What would your students say about their year?
I would like to think that I teach through Inquiry. I really try to keep all of my work about the kids and their thinking; however, I do find myself still leading discussions more than I would like. Then I learned about provocations. WOW! I know that I have previously blog about this subject but since that time I have tried to use them more. Today in science I did just that (at least I hope I did).
Here is what I did:
1) I got a bunch of experiments working on air and water
Center 1: AIR
Center 2: Water
(note: some of these items were for other provocations)
Center 3: Water Cycle
Center #4: Pollution
I then broke them into groups had books and iPads at the centers and asked them what do they observe? Wow, I couldn’t believe the talk, the focus, and the engagement. Take a look at this shot:
Here the students were so engrossed in what was happening that they didn’t even notice me. They were saying, “cool look its raining!” They were also using the vocabulary that we have been building before this through our watercraft project.
What did I learn?
1) Inquiry (true inquiry) is allowing planned exploration. Students really need time to explore and make observations about the subjects.
2) This takes a lot of planning. I been planning this for some time now (many thanks to my amazing PLN for their help in this). As I have been planning I had to think about questions, get all of the materials ready and even think about possible misconceptions.
3) True assessment. I was amazed at what the students had absorbed through previous books, the Watercraft project and our discussions.
4) Its a lot of fun to watch the joy and engagement of true learning
So if you haven’t done provocations before, give it ago. Its a lot of fun and you would be surprised at what you will learn about your students.
So we started Genius Hour! Now you might be asking what is genius hour. Genius hour is a time set aside so that my kids can pursue their own interests in learning. It allows the students to learn, research, and develop what they what to do. Now you might be thinking, you let your kids have free rain? Well in a way, yes I did, however, their was one criteria, it had to benefit the classroom.
I was really hesitant of letting go control to my grade two classroom. This was not because of letting chaos happen or student discovery but more that I didn’t know if my students need more guidance I organizing their thinking and work.

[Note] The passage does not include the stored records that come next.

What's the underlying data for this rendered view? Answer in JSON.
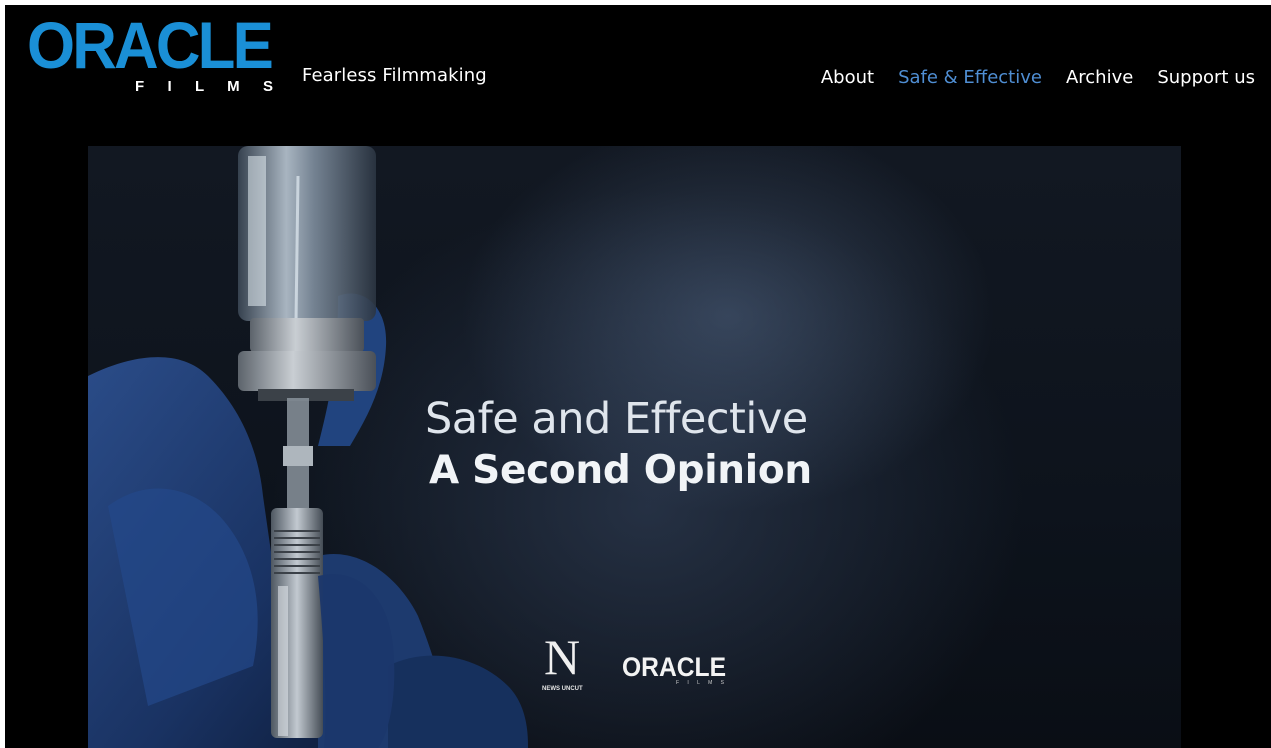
{
  "brand": {
    "logo_text": "ORACLE",
    "logo_subtext": "F I L M S",
    "tagline": "Fearless Filmmaking",
    "accent_color": "#1a8fd6"
  },
  "nav": {
    "items": [
      {
        "label": "About",
        "active": false
      },
      {
        "label": "Safe & Effective",
        "active": true
      },
      {
        "label": "Archive",
        "active": false
      },
      {
        "label": "Support us",
        "active": false
      }
    ],
    "active_color": "#4f8ed3"
  },
  "hero": {
    "title_line1": "Safe and Effective",
    "title_line2": "A Second Opinion",
    "partner_logos": [
      {
        "name": "news-uncut-logo",
        "text": "NEWS UNCUT",
        "mark": "N"
      },
      {
        "name": "oracle-films-small-logo",
        "text": "ORACLE",
        "subtext": "FILMS"
      }
    ]
  }
}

I started the process with watching two videos on creativity and what is an idea. We then made a proposal that they had to share with their parents. The reason chose to have them make. A proposal was that I wanted my students to have a plan in order to succeed or feel like they accomplished something. My students then had to share this proposal with their parents. This was an interesting concept for many of my students. We had to have a discussion about what a proposal was and why it needed to happen. However, it did fit nicely into our covey habits and once explained with those my students had no trouble in identifying what they wanted to do.
The ideas have been flowing. Some of my kids want to get better in soccer, mathematics, and art. They have planned to research and make videos, or have an art portfolio.
I don’t know if I introduced this right but I. Am hoping that the kids will take off with it and I am really looking forward to what they have planned. We plan to do genius hour once a week.
Anyone else doing this? Any helpful tips out there for grade two? Love to hear what other stories.